By Saumya Vaishampayan, MarketWatch
NEW YORK (MarketWatch) -- Treasurys edged higher on Friday ahead of Federal Reserve Chairman Ben Bernanke's scheduled testimony to the Senate Banking Committee next week.
Yields on the benchmark 10-year U.S. Treasury note (10_YEAR) fell one basis point to 1.97%.
Yields move inversely to prices and one basis point is one one-hundredth of a percentage point.
Bernanke's remarks are important in light of the disagreement among Fed officials about the costs of quantitative easing, suggested by the release of the Federal Open Market Committee's meeting minutes on Wednesday, said Michael Cloherty, head of U.S. rates strategy at RBC Capital Markets.
The FOMC minutes showed that many Fed officials were worried about the risks linked to buying more bonds. The Fed's monthly bond-buying program includes $45 billion of Treasurys and $40 billion in mortgage debt.
While trading isn't yet over, Friday marks the 19th consecutive session in which 10-year yields have traded within 5.5 basis points of 2%. Ten-year Treasury yields have remained in a tight range around 2% in February.
On Friday, yields on the 30-year Treasury bond (30_YEAR) fell one basis point to 3.16% and yields on the five-year note (5_YEAR) fell one basis point to 0.831%.
"We've been trading well in the New York session led by Europe," said Jason Rogan, managing director of U.S. Treasurys at Guggenheim Securities.
The European Central Bank said on Friday that commercial banks would repay less than expected of the cheap loans borrowed from the central bank a year ago.
February's reading of the German Ifo Business Climate index, which showed a rise to 107.4 compared with the expected 104.7, helped push Treasurys to overnight lows, Rogan said.
Treasurys subsequently bounced back as the European Central Bank said commercial banks would pay back just 61 billion euros ($80.71 billion) of the second long-term refinancing operation.

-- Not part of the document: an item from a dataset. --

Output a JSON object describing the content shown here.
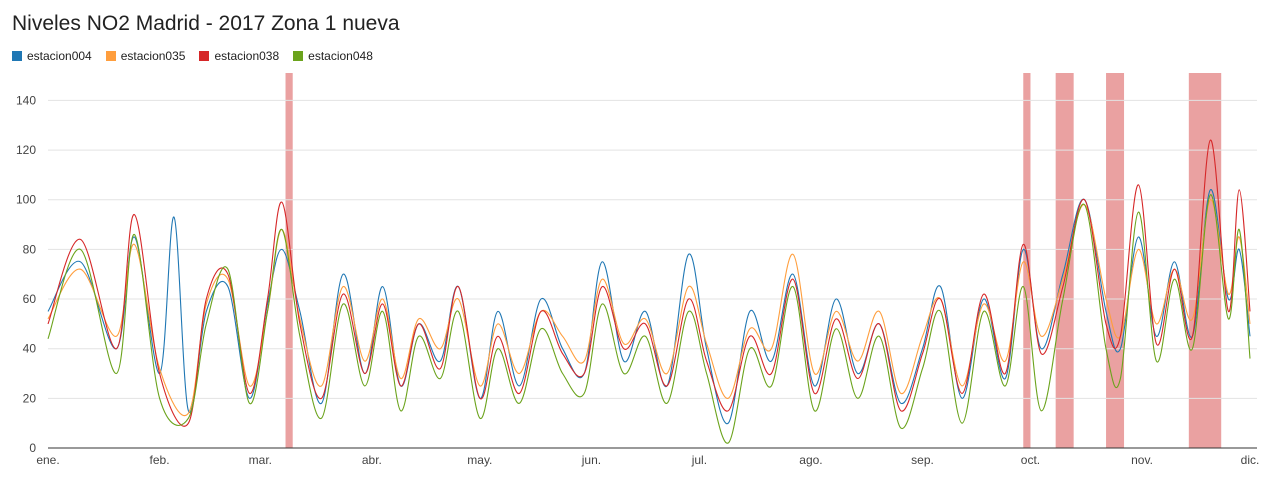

This signals a concern among commercial banks, which could be expecting the euro-zone economy to contract again, he said. "That's weighing on the markets," Rogan said.
The Italian general election on Feb. 24 and Feb. 25 could trigger a flight to U.S. Treasurys, considered safe-haven assets, if former Prime Minister Silvio Berlusconi wins. Berlusconi has talked about cutting Italian taxes, which would change the deficit outlook for the euro zone. Gains in Italian polls this month by Berlusconi pushed Treasurys higher as investors worried about political uncertainty. Yields on the 10-year Italian bond fell five basis points to 4.4% Friday.
U.S. stocks rose on Friday on the German data and upside earnings surprises from companies such as Hewlett-Packard Co.